Join us over the next few weeks as we explore and celebrate the LGBTQ+ stories of Brooklands for LGBT History Month. This week we’re looking at Janet Gulland FRAeS, who was the first female graduate apprentice at Vickers Armstrongs and a staunch supporter of women in engineering.

Janet Gulland was a Fellow of the Royal Aeronautical Society and Director of Market Research at BAe Weybridge. Gulland took some of her first steps on this path when she won a Fulbright Scholarship as a research assistant in engineering at the Brown University, Rhode Island, USA in April 1956 while at Oxford University and was awarded a certificate in Research Assistantship for 1956-1957, working in the Wind Tunnel Department. Then, between 1958 and 1960, she was taken on as a graduate apprentice at Vickers- Armstrongs (Supermarine) at South Marston, Wisley Airfield and Weybridge.

On completing her apprenticeship, Janet took up a position in Vickers-Armstrongs’ Aerodynamics Department, her work involving wind tunnel studies on VC10 and VC11 rear mounted engines. The following four years were spent as an Operational Researcher at British Aircraft Corporation’s (BAC) TSR-2 Office at Weybridge, monitoring the performance of the TSR- 2 and providing technical support and marketing intelligence to the sales team. In February 1968, she was elected an Associate Fellow of the Royal Aeronautical Society.

Janet’s career continued to be varied and accomplished and by 1976 she had progressed to the position of Research Engineer in the Group Research Department at BAC headquarters at Weybridge. She became part of a team coordinating and monitoring research work throughout the newly formed British Aerospace (BAe) company following nationalisation. Between 1979 and 1982, she took on new responsibilities in the Corporate Planning Department for overall market research and forecasts and was involved in the provision of management services to the board.

The next 10 years saw the height of Janet’s career in the industry. She worked in management in market intelligence and planning in the Aircraft Group Marketing Department at Kingston, where she led a team of six military aircraft market analysts and coordinated market research on military derivatives of commercial aircraft. In 1994, Janet was proposed for Fellowship of the Royal Aeronautical Society by Sir George Edwards, supported by Sir Peter Masefield and was elected a Fellow in October the same year. Retirement did not end her enthusiasm for the industry or for keeping in touch with her former colleagues. She also continued as a committed supporter of Brooklands Museum through its Friends organisation, as she had since the founding of the Museum Trust in 1987.
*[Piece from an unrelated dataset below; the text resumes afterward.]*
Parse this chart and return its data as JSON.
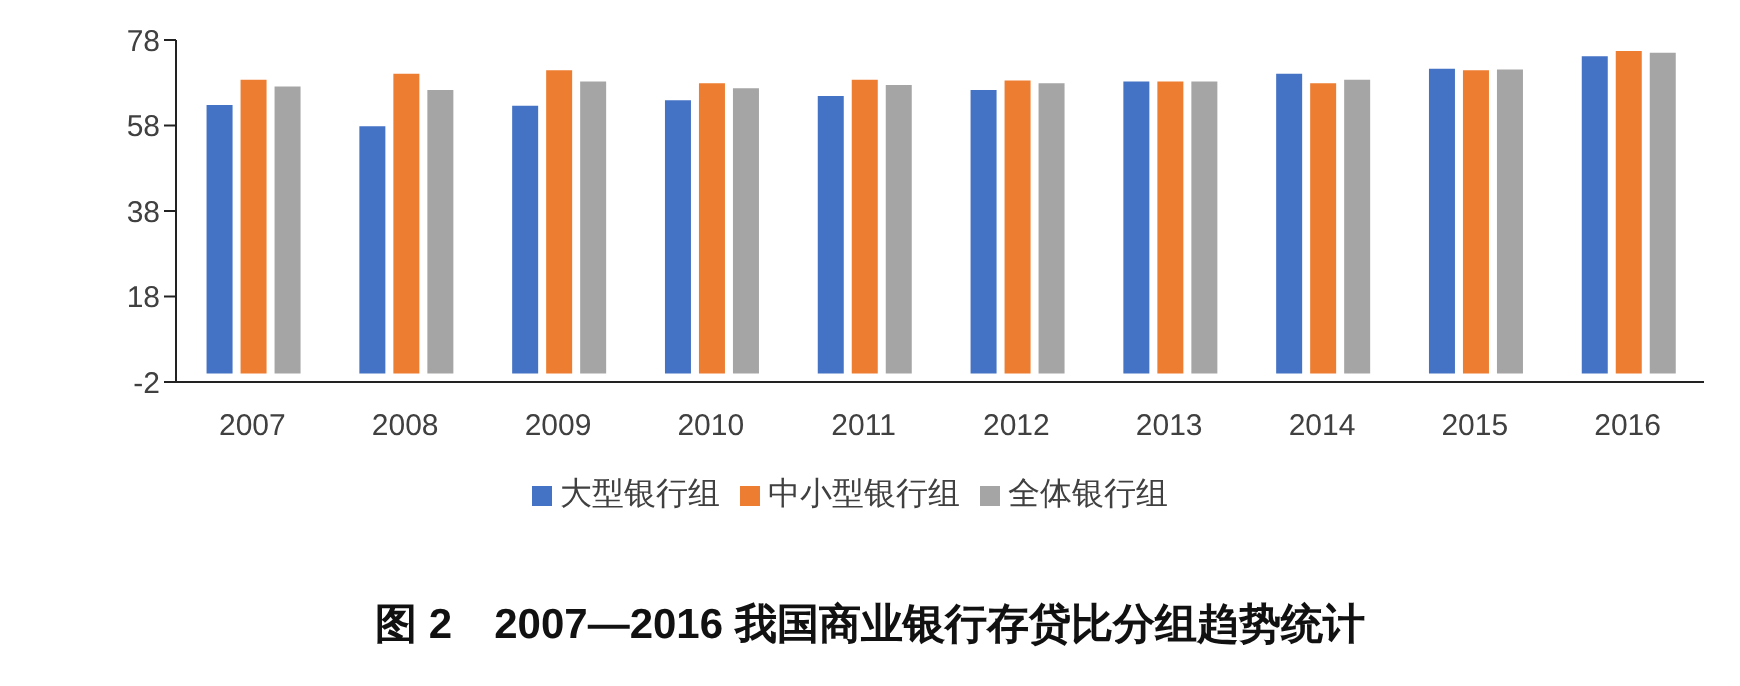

She promoted women in aviation throughout her career and kept a collection of articles documenting any progress made in encouraging women into engineering, which includes newspaper articles, women in engineering seminar brochures, a 1980s pamphlet on the subject and even a brochure on a film about women in engineering called What’s a girl like you…?

Outside of work, Gulland won multiple British Moth Boat championships and Scottish-danced well into her eighties. Janet was with her partner Sue for 50 years, who kindly donated her collection to Brooklands Museum.